Cá ando, sempre de tromba alegre, sim, calando a úlcera que agora não se dá com jejuns, esperando o jurito de trocos poupados aos bochechos, cujo um quarto da soma é retido pelo Estado, sempre sobre o mesmo dinheiro, coitado, já com raízes nos cofres do Banif, que esse Estado parece controlar e ansiar mais do que eu. Eu, contribuinte exemplar, sem baldas ao IRS, nem atrasos nas entregas à Segurança Social. Eu, fiel depositária durante 3 meses do dinheiro público, multiplicado sem tiros na Bolsa, seguras aplicações de um euro, euro e vinte… por trimestre, o IVA saldava-me duas bicas, vá.
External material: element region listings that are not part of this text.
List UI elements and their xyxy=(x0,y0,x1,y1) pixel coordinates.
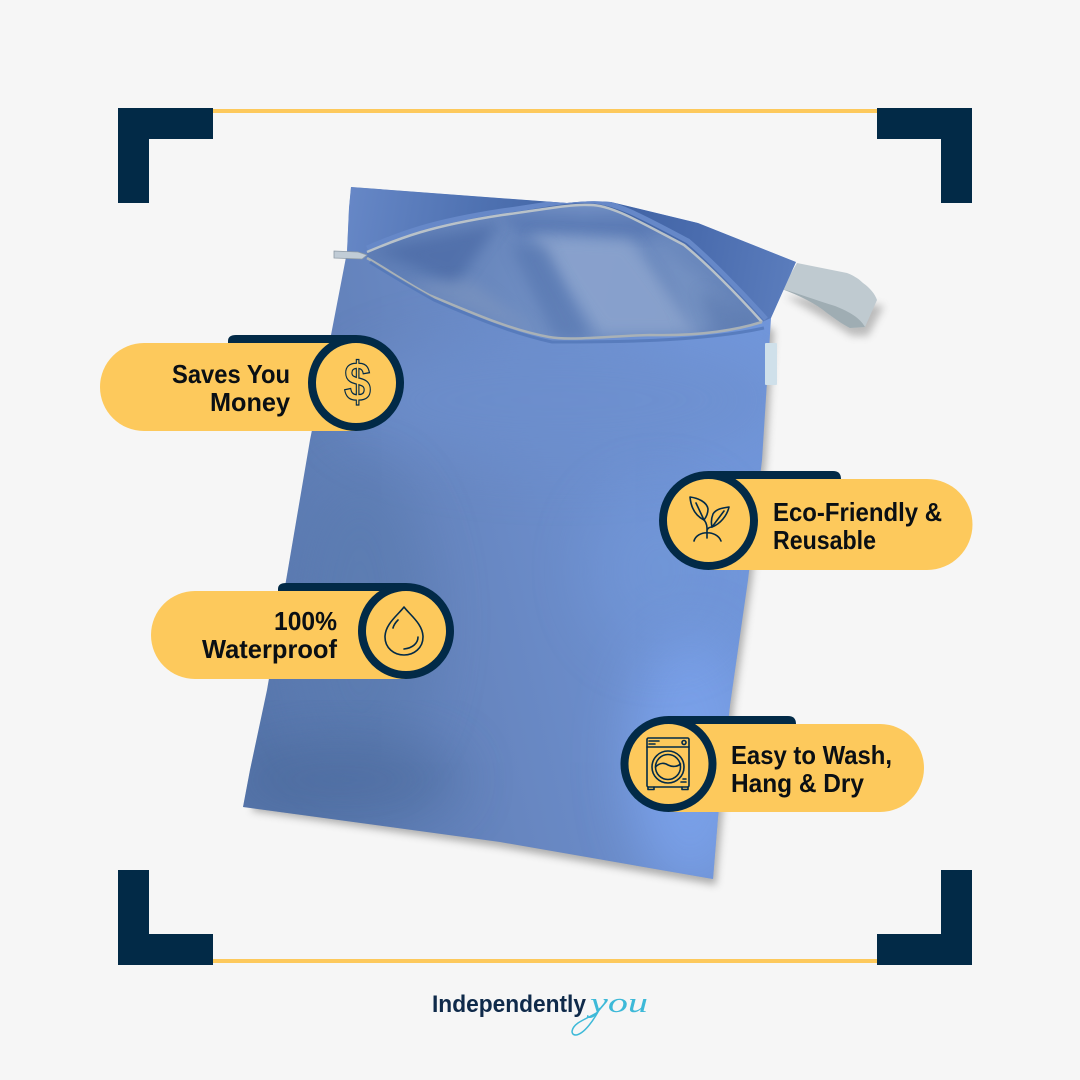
ring xyxy=(312,339,400,427)
script word: you xyxy=(586,987,648,1019)
icon: dollar: $ xyxy=(344,350,371,413)
icon: washing machine xyxy=(647,738,689,790)
label: Eco-Friendly & xyxy=(773,497,942,527)
label: 100% xyxy=(274,606,337,636)
elastic handle xyxy=(782,263,884,336)
sewn label tag xyxy=(765,343,777,385)
icon: water drop xyxy=(385,607,423,655)
tab xyxy=(708,471,841,481)
wordmark: Independently xyxy=(432,991,587,1018)
ring xyxy=(624,720,712,808)
label: Easy to Wash, xyxy=(731,740,892,770)
product photo: blue wet bag with zipper and handle xyxy=(220,187,884,890)
pill xyxy=(668,724,924,812)
label: Hang & Dry xyxy=(731,768,865,798)
logo: Independently you xyxy=(432,987,648,1035)
zipper tape xyxy=(367,205,762,322)
flap above zipper xyxy=(347,187,796,322)
label: Saves You xyxy=(172,359,290,389)
bag body xyxy=(243,187,796,879)
callout: Saves You Money xyxy=(100,335,400,431)
pill xyxy=(151,591,406,679)
pill xyxy=(100,343,356,431)
ring xyxy=(362,587,450,675)
inside lining of open zipper xyxy=(367,206,760,338)
label: Reusable xyxy=(773,525,876,555)
zipper tape above teeth xyxy=(367,201,766,319)
fabric shading xyxy=(220,187,796,890)
ring xyxy=(663,475,754,566)
icon: sprout xyxy=(690,497,729,541)
frame: corner brackets and gold lines xyxy=(118,108,972,965)
tab xyxy=(228,335,356,345)
callout: Eco-Friendly and Reusable xyxy=(663,471,972,570)
y tail xyxy=(572,1008,600,1035)
pill xyxy=(708,479,972,570)
label: Money xyxy=(210,387,291,417)
callout: Easy to Wash, Hang and Dry xyxy=(624,716,924,812)
bag drop shadow xyxy=(252,300,774,885)
tab xyxy=(278,583,406,593)
callout: 100% Waterproof xyxy=(151,583,450,679)
zipper pull xyxy=(334,251,367,259)
tab xyxy=(668,716,796,726)
label: Waterproof xyxy=(202,634,337,664)
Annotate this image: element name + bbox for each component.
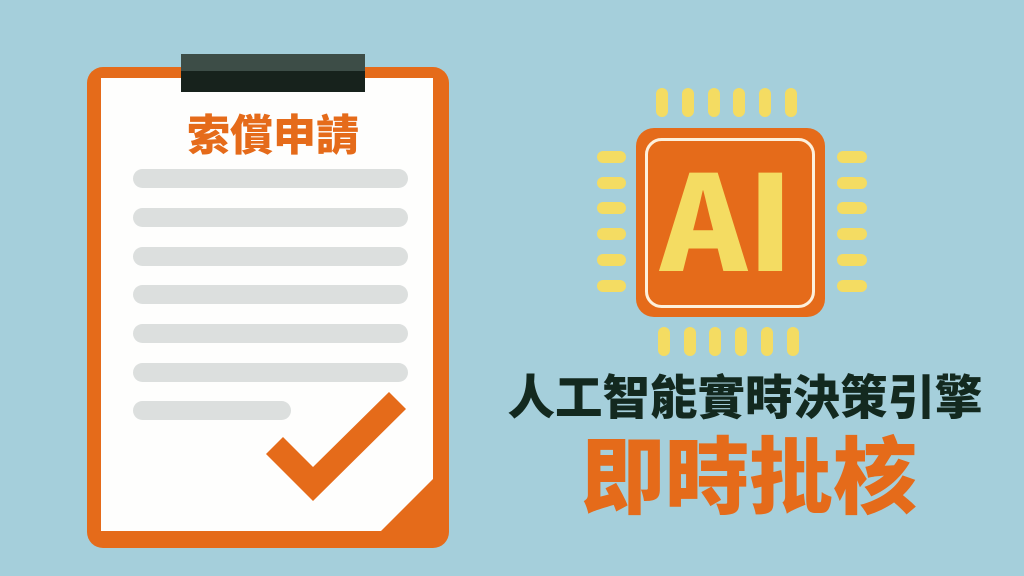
form text lines [133,169,408,420]
form title: 索償申請 [187,102,359,164]
clip [181,54,365,92]
icon: check mark [266,392,406,501]
clipboard board [87,67,449,548]
chip body [636,128,825,317]
chip inner outline [646,140,814,306]
clipboard [87,54,449,548]
chip label: AI [658,119,793,310]
icon: AI chip [597,88,867,356]
paper sheet [101,78,433,531]
heading: 人工智能實時決策引擎 [508,360,982,428]
chip pins [597,88,867,356]
subheading: 即時批核 [581,411,917,532]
2013, é um consolo. Não farei declaração de IRS. Nada me será devolvido, só cobrado. O IMI perfila-se e quem sabe os 10 anos de isenção tenham sido engano e a conta venha junta e atacada. O subsídio, é provável que acabe antes do prazo legal, que as regras mudam. A barraca, vou, pois, avisar o banco que se agarre a ela. Os rapazes, simpáticos e em boa idade, talvez aceitem nas tardes livres tocar na Baixa, para ajudar ao panquê. Trabalho, é uma miragem, até na mais velha profissão do mundo. E eu, querida Pátria, vou falir, mas é de pé e de tromba erguida.